Die Psychoanalyse prägt seit 100 Jahren die Beschäftigung mit Psychologie, Psychotherapie, Kunst und Kultur. „Das Unbewusste“ ist ihr unverlierbarer Bestandteil, die Annahme unbewusster Seelenanteile gehört heute unbestritten zur conditio humana. Die „Bibliothek der Psychoanalyse“ des rührigen Giessener Verlegers Hans-Jürgen Wirth hat sich zum Ziel gesetzt, die Rolle der Psychoanalyse als wissenschaftstheoretische Grundlage für alle Human- und Kulturwissenschaften weiter zu festigen. Dabei sollen die ausdifferenzierten Strömungen der Psychoanalyse zu Wort kommen und der Dialog mit Nachbardisziplinen intensiviert werden. Gleichzeitig geht es darum, sich der gemeinsamen Wurzeln in Form von Grundlagentexten zu vergegenwärtigen. Diesem ehrgeizigen Unterfangen ist ein weiterer zentraler Baustein hinzugefügt worden: Im Frühjahr 2005 erschien der 718-Seiten-Sammelband „Macht und Dynamik des Unbewussten“, der erste Band des auf drei Bände angelegten Versuchs, eine Gesamtschau der Auseinandersetzung über „das Unbewusste“ in Philosophie, Medizin und Psychologie nachzuzeichnen. Herausgeber sind die Psychoanalytiker Michael Buchholz und Günter Gödde.

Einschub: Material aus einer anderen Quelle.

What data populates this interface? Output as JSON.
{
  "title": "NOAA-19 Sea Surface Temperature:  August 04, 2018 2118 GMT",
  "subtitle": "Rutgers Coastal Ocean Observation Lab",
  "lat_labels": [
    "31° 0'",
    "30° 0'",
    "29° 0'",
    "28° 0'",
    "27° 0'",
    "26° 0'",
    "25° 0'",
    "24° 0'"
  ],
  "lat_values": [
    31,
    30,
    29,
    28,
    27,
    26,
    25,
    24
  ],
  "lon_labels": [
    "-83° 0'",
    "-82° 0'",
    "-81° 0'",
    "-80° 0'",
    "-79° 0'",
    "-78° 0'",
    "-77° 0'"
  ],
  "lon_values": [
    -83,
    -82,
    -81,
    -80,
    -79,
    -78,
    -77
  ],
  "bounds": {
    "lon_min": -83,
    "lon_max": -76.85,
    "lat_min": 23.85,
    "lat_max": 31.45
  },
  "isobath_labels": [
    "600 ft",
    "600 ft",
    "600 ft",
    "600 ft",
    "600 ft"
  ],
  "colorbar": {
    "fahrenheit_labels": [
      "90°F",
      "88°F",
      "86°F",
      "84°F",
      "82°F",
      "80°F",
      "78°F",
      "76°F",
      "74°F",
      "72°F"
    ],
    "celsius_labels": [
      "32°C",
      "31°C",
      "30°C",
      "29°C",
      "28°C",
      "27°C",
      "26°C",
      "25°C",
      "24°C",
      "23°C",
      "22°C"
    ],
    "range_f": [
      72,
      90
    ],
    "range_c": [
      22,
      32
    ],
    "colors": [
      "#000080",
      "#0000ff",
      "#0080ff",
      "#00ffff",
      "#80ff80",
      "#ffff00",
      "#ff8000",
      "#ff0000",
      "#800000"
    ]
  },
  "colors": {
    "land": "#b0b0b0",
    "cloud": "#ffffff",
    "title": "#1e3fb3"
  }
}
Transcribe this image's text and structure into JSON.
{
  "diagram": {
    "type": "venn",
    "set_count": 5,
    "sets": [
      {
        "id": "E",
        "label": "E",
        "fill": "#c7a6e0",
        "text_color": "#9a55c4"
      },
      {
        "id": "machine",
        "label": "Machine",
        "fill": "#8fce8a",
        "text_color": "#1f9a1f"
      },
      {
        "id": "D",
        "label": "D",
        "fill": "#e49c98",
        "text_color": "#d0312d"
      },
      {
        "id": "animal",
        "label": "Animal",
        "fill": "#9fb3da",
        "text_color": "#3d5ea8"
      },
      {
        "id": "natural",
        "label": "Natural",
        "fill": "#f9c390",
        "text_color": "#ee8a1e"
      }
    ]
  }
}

Das Unbewusste ist keine Erfindung Freuds, sondern wurde von ihm im 19. Jahrhundert aus anderen Feldern in seine Psychoanalyse eingebaut. Schon damals tobte der Streit über Bedeutung und Inhalt des Unbewussten, ein Konzept, das sich gegen eine allzu optimistische Sicht auf eine möglicherweise überbewertete Rationalität des Menschen wandte. Als Abstraktum konnte sich der Begriff freilich nicht gegen willkürlich erscheinende Deutungen zur Wehr setzen; der historische Blick auf die Wandlungen des Begriffs - vorgenommen von Günter Gödde 1999 in Traditionslinien des 'Unbewussten' – lässt den Leser verwirrt zurück; jeder durfte sich zum Thema etwas ausdenken und fast schon beliebig verwenden.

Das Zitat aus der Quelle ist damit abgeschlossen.